This weekend was kind of a mixed bag for me. I love that E is old enough to enjoy extended visits with her grandparents and cousins, but by the end of those weeks I think I’m missing her more than I even let on to myself. The boot on the foot was really starting to be a drag (completely literal there), and the physical therapy sessions have been ninety minutes of some serious work. A part of me sort of loves the fact that I’ve got an hour and a half of a PT’s focus on my strength building, but it (and the crooked boot walk) were really starting to wear me out. It’s been gorgeous with a capital “G” here, and all I want to do is go for a long walk, or better yet, a long run, but instead I’m doing clamshells on a vinyl wrapped table in a rehab space. M and I started off last week with a late night work session for a project we’re helping out on at school, and I always find it’s hard to recover from a big out-of-state weekend trip and a couple of late, late nights with much grace intact. By Friday night I was wiped.
I try to go into the weekend with a better attitude, but I’ll admit it was a bit of a struggle. I took the boot off for a bit at home (as instructed) and it hurt. That was completely discouraging. I put the boot back on so that we could make a quick trip to the mall to hopefully see the side tables we’ve been eyeing for awhile now at the newly opened West Elm. They didn’t have any, and guess what? They are phasing them out, and so our plan to slowly purchase them isn’t really a plan at all.
The easy solution to this? Buy them now. But it’s not that simple, at least not for me.
I was trying to describe this to a friend, but it’s not a really easy thing to describe. It sort of boils down to this: I don’t like to shop. I’m pretty particular about what I like and what I don’t like, and if I’m going to spend money on something then I want it to be the right thing. I’d rather do something once, and do it right. If you’ve visited my house you probably can understand this – I’d rather live in an unfinished project then spend time and money on some stopgap method. I’d rather find one perfect pair of shoes and wear them all the time, until they are worn through, than have a closet full of shoes to choose from each morning. But the flip side to this personality quirk is that everything feels so undone, so incomplete, so temporal.
So I found myself annoyed, and annoyed at being annoyed. And annoyed by my foot, and my overtired child in the backseat, and the missing child in the backseat, and all the various things in my life (spoken and unspoken) that make me feel like I’m treading water. The weight of the world was on my shoulders, and I have no right at all to even call it the weight of the world because what do I know of real weight in this insignificant conversation about coffee tables and over abundant healthcare and living (and loving) grandparents for my children?
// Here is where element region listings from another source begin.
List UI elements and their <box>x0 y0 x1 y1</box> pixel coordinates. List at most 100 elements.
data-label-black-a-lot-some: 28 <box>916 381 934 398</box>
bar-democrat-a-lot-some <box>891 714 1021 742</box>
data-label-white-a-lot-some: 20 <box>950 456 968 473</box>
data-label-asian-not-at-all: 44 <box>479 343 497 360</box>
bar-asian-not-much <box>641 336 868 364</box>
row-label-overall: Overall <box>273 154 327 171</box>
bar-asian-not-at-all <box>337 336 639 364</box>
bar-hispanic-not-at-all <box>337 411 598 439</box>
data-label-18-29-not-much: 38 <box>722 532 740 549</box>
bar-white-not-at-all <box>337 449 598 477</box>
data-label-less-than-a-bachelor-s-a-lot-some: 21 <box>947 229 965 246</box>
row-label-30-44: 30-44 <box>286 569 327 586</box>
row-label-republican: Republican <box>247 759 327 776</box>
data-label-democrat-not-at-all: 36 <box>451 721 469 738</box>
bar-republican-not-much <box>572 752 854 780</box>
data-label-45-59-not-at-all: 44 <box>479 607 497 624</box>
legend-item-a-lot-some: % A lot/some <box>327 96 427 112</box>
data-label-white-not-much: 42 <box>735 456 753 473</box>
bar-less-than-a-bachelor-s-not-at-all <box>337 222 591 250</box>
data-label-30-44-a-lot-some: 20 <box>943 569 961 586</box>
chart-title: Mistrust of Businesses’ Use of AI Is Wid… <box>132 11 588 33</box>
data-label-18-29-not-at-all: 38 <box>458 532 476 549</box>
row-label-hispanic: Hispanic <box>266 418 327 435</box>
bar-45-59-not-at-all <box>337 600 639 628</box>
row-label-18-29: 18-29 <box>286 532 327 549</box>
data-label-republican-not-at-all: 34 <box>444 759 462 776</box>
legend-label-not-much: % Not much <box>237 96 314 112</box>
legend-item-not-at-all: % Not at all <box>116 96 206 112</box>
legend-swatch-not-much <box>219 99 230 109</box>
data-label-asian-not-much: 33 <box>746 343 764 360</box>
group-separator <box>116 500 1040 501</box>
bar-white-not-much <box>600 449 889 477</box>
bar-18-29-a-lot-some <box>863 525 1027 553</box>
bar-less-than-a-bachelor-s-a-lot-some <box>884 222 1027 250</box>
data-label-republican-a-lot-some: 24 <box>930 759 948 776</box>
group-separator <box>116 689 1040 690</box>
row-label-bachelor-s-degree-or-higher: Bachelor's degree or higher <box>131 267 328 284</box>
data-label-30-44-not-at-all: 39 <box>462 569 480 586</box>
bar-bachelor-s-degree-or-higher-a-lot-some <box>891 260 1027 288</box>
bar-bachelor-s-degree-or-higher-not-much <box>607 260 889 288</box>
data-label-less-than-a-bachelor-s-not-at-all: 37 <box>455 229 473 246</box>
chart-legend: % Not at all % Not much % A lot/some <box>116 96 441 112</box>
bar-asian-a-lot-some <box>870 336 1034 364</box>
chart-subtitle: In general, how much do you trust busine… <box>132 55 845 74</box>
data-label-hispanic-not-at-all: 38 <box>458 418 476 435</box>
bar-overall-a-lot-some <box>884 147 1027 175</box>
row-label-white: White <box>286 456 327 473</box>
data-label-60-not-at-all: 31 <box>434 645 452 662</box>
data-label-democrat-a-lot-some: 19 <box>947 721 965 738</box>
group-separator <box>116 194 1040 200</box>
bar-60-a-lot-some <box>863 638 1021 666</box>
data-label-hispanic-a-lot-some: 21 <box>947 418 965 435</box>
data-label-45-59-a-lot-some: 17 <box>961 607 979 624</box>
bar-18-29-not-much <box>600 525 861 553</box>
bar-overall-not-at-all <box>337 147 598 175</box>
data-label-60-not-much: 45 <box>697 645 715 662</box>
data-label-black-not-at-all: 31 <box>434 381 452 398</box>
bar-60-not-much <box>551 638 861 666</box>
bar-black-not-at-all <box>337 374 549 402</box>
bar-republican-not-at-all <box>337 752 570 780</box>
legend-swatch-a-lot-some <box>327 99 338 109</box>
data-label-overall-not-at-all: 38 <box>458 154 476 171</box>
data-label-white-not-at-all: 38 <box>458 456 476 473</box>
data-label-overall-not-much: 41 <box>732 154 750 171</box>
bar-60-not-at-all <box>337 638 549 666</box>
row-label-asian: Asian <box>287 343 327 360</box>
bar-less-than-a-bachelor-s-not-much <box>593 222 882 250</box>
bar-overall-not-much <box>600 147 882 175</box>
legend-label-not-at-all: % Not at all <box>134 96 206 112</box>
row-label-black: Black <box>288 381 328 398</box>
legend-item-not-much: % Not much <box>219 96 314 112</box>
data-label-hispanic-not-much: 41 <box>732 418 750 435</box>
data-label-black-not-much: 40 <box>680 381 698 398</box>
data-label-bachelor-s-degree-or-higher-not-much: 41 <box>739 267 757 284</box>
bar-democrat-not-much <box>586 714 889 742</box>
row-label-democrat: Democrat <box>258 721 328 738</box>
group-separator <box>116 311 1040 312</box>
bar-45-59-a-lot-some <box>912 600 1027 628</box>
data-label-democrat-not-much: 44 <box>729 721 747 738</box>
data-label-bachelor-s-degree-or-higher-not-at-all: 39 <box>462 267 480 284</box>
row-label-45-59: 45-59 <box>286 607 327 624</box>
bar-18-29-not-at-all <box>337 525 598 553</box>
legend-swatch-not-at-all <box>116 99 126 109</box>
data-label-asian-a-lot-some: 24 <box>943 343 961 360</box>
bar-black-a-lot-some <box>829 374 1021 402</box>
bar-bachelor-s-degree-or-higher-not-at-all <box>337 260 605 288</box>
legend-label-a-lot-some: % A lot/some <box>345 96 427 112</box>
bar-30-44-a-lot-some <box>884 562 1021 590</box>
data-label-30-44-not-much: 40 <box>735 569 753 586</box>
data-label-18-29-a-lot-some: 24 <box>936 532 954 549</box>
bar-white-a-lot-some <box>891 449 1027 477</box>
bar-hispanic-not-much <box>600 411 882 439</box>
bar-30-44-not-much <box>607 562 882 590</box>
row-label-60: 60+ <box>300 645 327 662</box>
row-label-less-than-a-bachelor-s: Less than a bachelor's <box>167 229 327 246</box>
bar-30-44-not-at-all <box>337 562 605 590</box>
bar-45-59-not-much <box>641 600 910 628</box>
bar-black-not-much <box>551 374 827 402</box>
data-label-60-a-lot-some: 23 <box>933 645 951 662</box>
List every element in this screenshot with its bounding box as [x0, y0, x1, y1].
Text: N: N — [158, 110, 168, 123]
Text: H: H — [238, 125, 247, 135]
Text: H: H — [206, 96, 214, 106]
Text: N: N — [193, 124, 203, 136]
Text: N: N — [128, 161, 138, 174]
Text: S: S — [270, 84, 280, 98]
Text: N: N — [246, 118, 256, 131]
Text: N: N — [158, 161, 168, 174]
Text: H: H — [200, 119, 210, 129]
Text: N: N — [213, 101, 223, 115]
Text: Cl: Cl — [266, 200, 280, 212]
Sunday could have gone two ways. M left in the morning to pick up E, and so the day stretched in front of me without an agenda. The possibilities were limitless, particularly after the gift F gave us that morning in sleeping in until nine. Nine, nine! I laid there on my pillow in a quiet house and listed the things I might do that day. There are many, many things that fit neatly into seven or eight unscripted hours, if I was careful not to script them. But I then decided to go the opposite direction, filling those hours with no-agenda items (outside of finding a parking space). The two of us went to church, and then to brunch, we dropped peaches and blackberries at a friend’s house and headed to the art museum for awhile. We sat in one of the galleries and she worked on a kinetic sculpture for an hour, not letting me help one.little.bit.
I can do it, don’t you know?
I know, I know.
All day long, everywhere we went, people smiled at her and commented on her sweet dress. Precious, darling they would whisper smile to me while watching her stand on tiptoes, staring into that bakery cabinet full of cupcakes. What a doll they would say, watching her little body stand in front of a giant painting, arms stretched out wide, taking it all in. Occasionally they would say it directly to her. What a cute little girl, are you having fun at the museum? She will usually answer, and (with prompting) say thank you for the compliment.
She finished her sculpture and declined to let it sit and dry, choosing to carry it by the glue-sticky, tissue wrapped base. She walked through the remaining galleries with her work in her hands, stopping when I stopped, but not looking at what I was looking at, only staring at her own sculpture in her hand. There was this moment where I was reading something on the wall and I turned to see four older women gathered around F who was standing in the middle of the space, contemplating her piece that she had placed on the floor a couple of feet in front of her. You are so cute they said, beaming down on her from above. Thank you she said but do you like my sculpture?
There are these moments when I catch my breath because the depth of my love for this child – for both of them – is almost too much to bear. Watching her work on her own, watching her step back and assess when her work was complete, watching her regard it from a distance, watching her thanking a complete stranger for the compliment but then dismissing it slightly – it’s okay that you find me cute, but have you seen what I can do? what I can make? Ahh, it was just what I needed, the perfect moments to fill that open day.